The only problem about us is that we love too much that we intend to forget ourselves for that matter. We do every possible thing – we would pretend to be Mandy Moore and sing “Cry” in front of his friends or we would snort marijuana just in case doing so would make him laugh – all these things we’d do, no matter how humiliating and how self-degrading it may appear, just to make our men happy and glad. We struggle to appear the smart-ass by giving in to their advances yet we are the losers in their game of nonchalance all along. We preoccupy ourselves in earning the hypothetical yet acclaimed “ganda points” that in the process make us look/feel more ugly. We strain to be noticed… but still, they never give a damn!
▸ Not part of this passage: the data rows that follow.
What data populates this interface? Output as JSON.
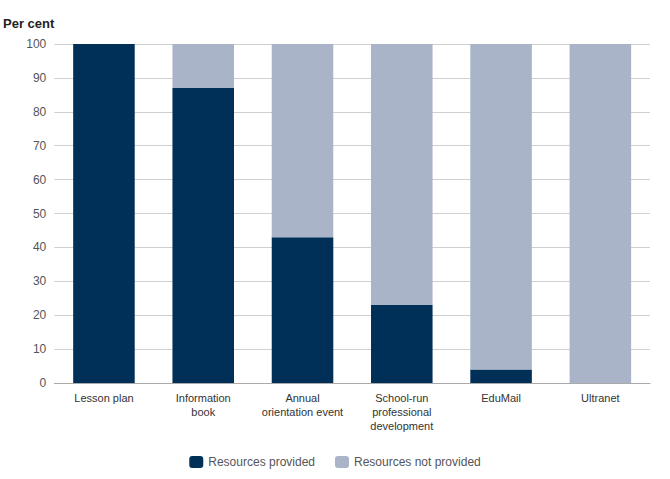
{
  "chart_data": {
    "type": "bar",
    "stacked": true,
    "ylabel": "Per cent",
    "categories": [
      "Lesson plan",
      "Information\nbook",
      "Annual\norientation event",
      "School-run\nprofessional\ndevelopment",
      "EduMail",
      "Ultranet"
    ],
    "series": [
      {
        "name": "Resources provided",
        "color": "#003057",
        "values": [
          100,
          87,
          43,
          23,
          4,
          0
        ]
      },
      {
        "name": "Resources not provided",
        "color": "#aab4c8",
        "values": [
          0,
          13,
          57,
          77,
          96,
          100
        ]
      }
    ],
    "ylim": [
      0,
      100
    ],
    "yticks": [
      0,
      10,
      20,
      30,
      40,
      50,
      60,
      70,
      80,
      90,
      100
    ],
    "grid": true,
    "legend": "bottom"
  }
}
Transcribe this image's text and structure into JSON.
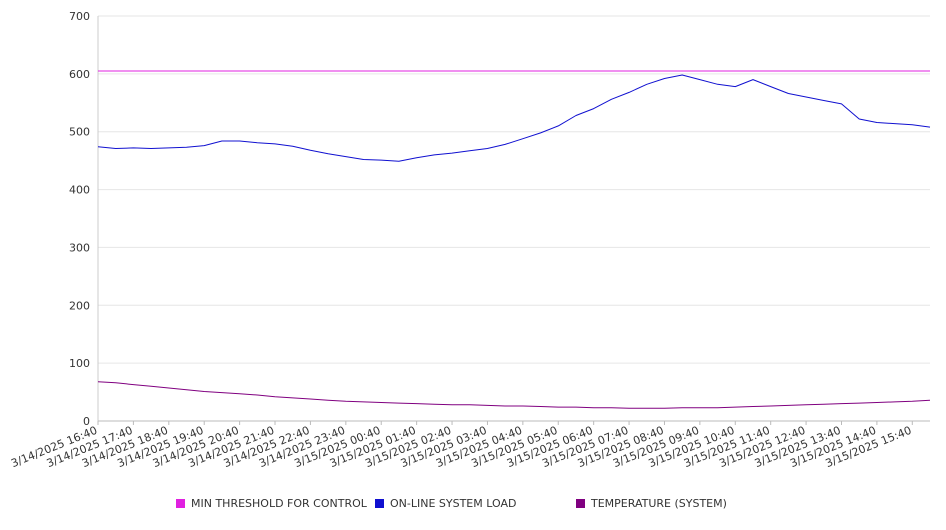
{
  "chart_data": {
    "type": "line",
    "title": "",
    "xlabel": "",
    "ylabel": "",
    "ylim": [
      0,
      700
    ],
    "y_ticks": [
      0,
      100,
      200,
      300,
      400,
      500,
      600,
      700
    ],
    "grid": true,
    "legend_position": "bottom",
    "x_tick_labels": [
      "3/14/2025 16:40",
      "3/14/2025 17:40",
      "3/14/2025 18:40",
      "3/14/2025 19:40",
      "3/14/2025 20:40",
      "3/14/2025 21:40",
      "3/14/2025 22:40",
      "3/14/2025 23:40",
      "3/15/2025 00:40",
      "3/15/2025 01:40",
      "3/15/2025 02:40",
      "3/15/2025 03:40",
      "3/15/2025 04:40",
      "3/15/2025 05:40",
      "3/15/2025 06:40",
      "3/15/2025 07:40",
      "3/15/2025 08:40",
      "3/15/2025 09:40",
      "3/15/2025 10:40",
      "3/15/2025 11:40",
      "3/15/2025 12:40",
      "3/15/2025 13:40",
      "3/15/2025 14:40",
      "3/15/2025 15:40"
    ],
    "x_points": [
      "3/14/2025 16:40",
      "3/14/2025 17:10",
      "3/14/2025 17:40",
      "3/14/2025 18:10",
      "3/14/2025 18:40",
      "3/14/2025 19:10",
      "3/14/2025 19:40",
      "3/14/2025 20:10",
      "3/14/2025 20:40",
      "3/14/2025 21:10",
      "3/14/2025 21:40",
      "3/14/2025 22:10",
      "3/14/2025 22:40",
      "3/14/2025 23:10",
      "3/14/2025 23:40",
      "3/15/2025 00:10",
      "3/15/2025 00:40",
      "3/15/2025 01:10",
      "3/15/2025 01:40",
      "3/15/2025 02:10",
      "3/15/2025 02:40",
      "3/15/2025 03:10",
      "3/15/2025 03:40",
      "3/15/2025 04:10",
      "3/15/2025 04:40",
      "3/15/2025 05:10",
      "3/15/2025 05:40",
      "3/15/2025 06:10",
      "3/15/2025 06:40",
      "3/15/2025 07:10",
      "3/15/2025 07:40",
      "3/15/2025 08:10",
      "3/15/2025 08:40",
      "3/15/2025 09:10",
      "3/15/2025 09:40",
      "3/15/2025 10:10",
      "3/15/2025 10:40",
      "3/15/2025 11:10",
      "3/15/2025 11:40",
      "3/15/2025 12:10",
      "3/15/2025 12:40",
      "3/15/2025 13:10",
      "3/15/2025 13:40",
      "3/15/2025 14:10",
      "3/15/2025 14:40",
      "3/15/2025 15:10",
      "3/15/2025 15:40",
      "3/15/2025 16:10"
    ],
    "series": [
      {
        "name": "MIN THRESHOLD FOR CONTROL",
        "color": "#e020e0",
        "values": [
          605,
          605,
          605,
          605,
          605,
          605,
          605,
          605,
          605,
          605,
          605,
          605,
          605,
          605,
          605,
          605,
          605,
          605,
          605,
          605,
          605,
          605,
          605,
          605,
          605,
          605,
          605,
          605,
          605,
          605,
          605,
          605,
          605,
          605,
          605,
          605,
          605,
          605,
          605,
          605,
          605,
          605,
          605,
          605,
          605,
          605,
          605,
          605
        ]
      },
      {
        "name": "ON-LINE SYSTEM LOAD",
        "color": "#1010d0",
        "values": [
          474,
          471,
          472,
          471,
          472,
          473,
          476,
          484,
          484,
          481,
          479,
          475,
          468,
          462,
          457,
          452,
          451,
          449,
          455,
          460,
          463,
          467,
          471,
          478,
          488,
          498,
          510,
          528,
          540,
          556,
          568,
          582,
          592,
          598,
          590,
          582,
          578,
          590,
          578,
          566,
          560,
          554,
          548,
          522,
          516,
          514,
          512,
          508
        ]
      },
      {
        "name": "TEMPERATURE (SYSTEM)",
        "color": "#800080",
        "values": [
          68,
          66,
          63,
          60,
          57,
          54,
          51,
          49,
          47,
          45,
          42,
          40,
          38,
          36,
          34,
          33,
          32,
          31,
          30,
          29,
          28,
          28,
          27,
          26,
          26,
          25,
          24,
          24,
          23,
          23,
          22,
          22,
          22,
          23,
          23,
          23,
          24,
          25,
          26,
          27,
          28,
          29,
          30,
          31,
          32,
          33,
          34,
          36
        ]
      }
    ]
  }
}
Yet, despite of our obvious stupidity of humming in to Mandy Moore’s song and our virtual idiosyncrasy of puffing weed, we are still too much inlove. We have become hopeless romantics on our own that no matter how much hot tears are drained from us each night, we still see the sparks fluttering whenever we see our men’s faces. These sparks glimmer in the air as if the whole world is surrounded by silvermoon spotlights. These sparks are actual reminders on how far we’d go completely dense just for them.

And now, I am left with false hope that I still struggle to pursue. I am a meantime girl and I guess that will remain until my guy realizes my real worth – that is, if he actually has the capacity to see me beyond being the I’m-always-here-for-you girl. I know this sounds irrational but I do believe that everyone deserves a happy ending. I believe that if only I am good enough, he’d eventually be my Romeo. So, despite of people yelling at my back that I’m the stupidest person in the world and despite of my own friends pleading that my man doesn’t deserve a bit of me, I still have this flicker of hope that someday, somehow, I’ll eventually sweep him off his feet. I can wait… even if it takes for ages.


*the concept of this essay was inspired by an email entitled "Meantime Girl"

Sunday, July 10, 2005

"i had a bad day, yeah.."



im unusually sad today... i woke up past nine in the morning and i suddenly sensed some undefined sadness that i contained even during my sleep. im not sure what exactly am i sad about.. i just feel plain empty not to mention the recurrent headache i usually have every morning. i dont know but there are really days when everything else appears gloomy to me that makes me feel empty inside. maybe, because i have a long list of assignments that i have to accomplish by the end of the day and i havent even started it yet. maybe because i wasnt able to go back to paniqui.. school sucks bigtime! and since i am now in my junior year in college, you can actually imagine how preoccupied i am with school stuffs. i am innately lazy so i really find it hard to work hard in school! i am accustomed to cramming for exams and doing my papers a few hours before its due time. am i being delinquent? i hope not.. cuz mommy would kill me!hehe.. so, whatever it is i am sad about, i am certain to blur it away as soon as possible.. i have so much to do and here i am retelling my unending story about how this day stink. maybe it really does..but would i care? i guess not.